Che potenza, l’Ania, la Confindustria delle Assicurazioni.

1) Voleva il rimborso delle lesioni fisiche lievi solo con un esame strumentale. E l’ha avuto.

2) Non voleva la tariffa unica Nord-Sud. E il ministero dello Sviluppo economico ha interpretato la Legge liberalizzazioni pari pari come l’Ania: niente Rca unica.

3) Non voleva il miglioramento della tariffa a seguito dell’assenza di sinistri. E siamo sulla strada buona.
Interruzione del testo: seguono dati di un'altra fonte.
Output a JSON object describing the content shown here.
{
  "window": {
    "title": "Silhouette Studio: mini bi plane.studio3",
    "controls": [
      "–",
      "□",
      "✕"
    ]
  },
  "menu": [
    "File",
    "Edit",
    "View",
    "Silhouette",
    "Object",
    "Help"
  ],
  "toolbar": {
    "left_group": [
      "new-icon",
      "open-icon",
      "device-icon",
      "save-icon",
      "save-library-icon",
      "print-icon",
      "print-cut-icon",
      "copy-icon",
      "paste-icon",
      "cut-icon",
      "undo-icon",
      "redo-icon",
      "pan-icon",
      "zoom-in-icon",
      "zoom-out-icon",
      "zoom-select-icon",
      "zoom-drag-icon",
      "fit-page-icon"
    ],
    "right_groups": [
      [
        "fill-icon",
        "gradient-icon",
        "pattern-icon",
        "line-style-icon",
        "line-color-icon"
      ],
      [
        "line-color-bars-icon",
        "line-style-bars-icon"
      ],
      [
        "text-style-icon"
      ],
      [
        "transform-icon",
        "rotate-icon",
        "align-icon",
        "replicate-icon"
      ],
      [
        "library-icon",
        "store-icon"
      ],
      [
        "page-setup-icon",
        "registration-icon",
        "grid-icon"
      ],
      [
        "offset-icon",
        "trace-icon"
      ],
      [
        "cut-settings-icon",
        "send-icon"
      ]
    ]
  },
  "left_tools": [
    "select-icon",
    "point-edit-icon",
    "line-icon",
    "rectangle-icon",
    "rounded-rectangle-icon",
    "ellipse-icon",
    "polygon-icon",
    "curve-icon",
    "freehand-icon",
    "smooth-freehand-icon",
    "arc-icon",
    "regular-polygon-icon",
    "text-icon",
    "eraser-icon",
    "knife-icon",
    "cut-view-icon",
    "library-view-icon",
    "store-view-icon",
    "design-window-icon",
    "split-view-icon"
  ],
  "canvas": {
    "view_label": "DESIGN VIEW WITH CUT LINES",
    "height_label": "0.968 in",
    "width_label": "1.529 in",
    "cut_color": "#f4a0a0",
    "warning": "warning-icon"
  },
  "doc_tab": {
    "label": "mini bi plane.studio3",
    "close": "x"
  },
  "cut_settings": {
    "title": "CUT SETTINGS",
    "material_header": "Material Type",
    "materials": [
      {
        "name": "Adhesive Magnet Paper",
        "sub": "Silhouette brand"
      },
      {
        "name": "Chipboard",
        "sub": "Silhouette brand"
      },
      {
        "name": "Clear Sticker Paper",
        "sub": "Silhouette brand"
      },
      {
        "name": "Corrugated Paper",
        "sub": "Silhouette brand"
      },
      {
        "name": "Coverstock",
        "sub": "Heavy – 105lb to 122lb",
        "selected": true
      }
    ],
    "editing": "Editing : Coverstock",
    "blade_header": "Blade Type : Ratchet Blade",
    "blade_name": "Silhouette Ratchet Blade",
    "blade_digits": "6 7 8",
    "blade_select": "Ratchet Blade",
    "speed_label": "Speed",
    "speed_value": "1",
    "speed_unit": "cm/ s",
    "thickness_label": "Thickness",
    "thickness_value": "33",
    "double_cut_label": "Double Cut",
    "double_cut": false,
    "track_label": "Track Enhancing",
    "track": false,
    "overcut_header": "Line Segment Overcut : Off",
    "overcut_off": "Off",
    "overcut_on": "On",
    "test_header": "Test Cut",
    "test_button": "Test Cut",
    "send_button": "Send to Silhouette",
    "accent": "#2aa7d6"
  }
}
L’Assicurazione si riserva il diritto di aumentare le tariffe in base ai costi dell’anno prima; così, i guidatori virtuosi sono soggetti ad aumenti tariffari.

4) Ha già detto no alla scatola nera obbligatoria, opponendosi all’Isvap, che la vede obbligatoria.

5) Ha già detto no al costo di disinstallazione della scatola nera: secondo l’Isvap, pagano le Assicurazioni. Secondo l’Ania, no.

6) Mira al dimezzamento del danno biologico. E ci arriveremo.

7) Ha ottenuto in passato che i rimborsi fossero inferiori, per non parlare del regalo del Governo in materia di indennizzo indiretto: il lupo a guardia del pollaio. Sono loro che dicono come il rimborso avviene. Il debitore che stabilisce quando pagarti.

Nulla di illecito, per carità. Trattasi di lobbying di altissimo livello. Ma quando in futuro, con le tariffe Rc auto ancora più care, si griderà allo scandalo, sappiate che qualcuno potrebbe rispondervi: è che i costi dei risarcimenti salgono. Sempre. In eterno.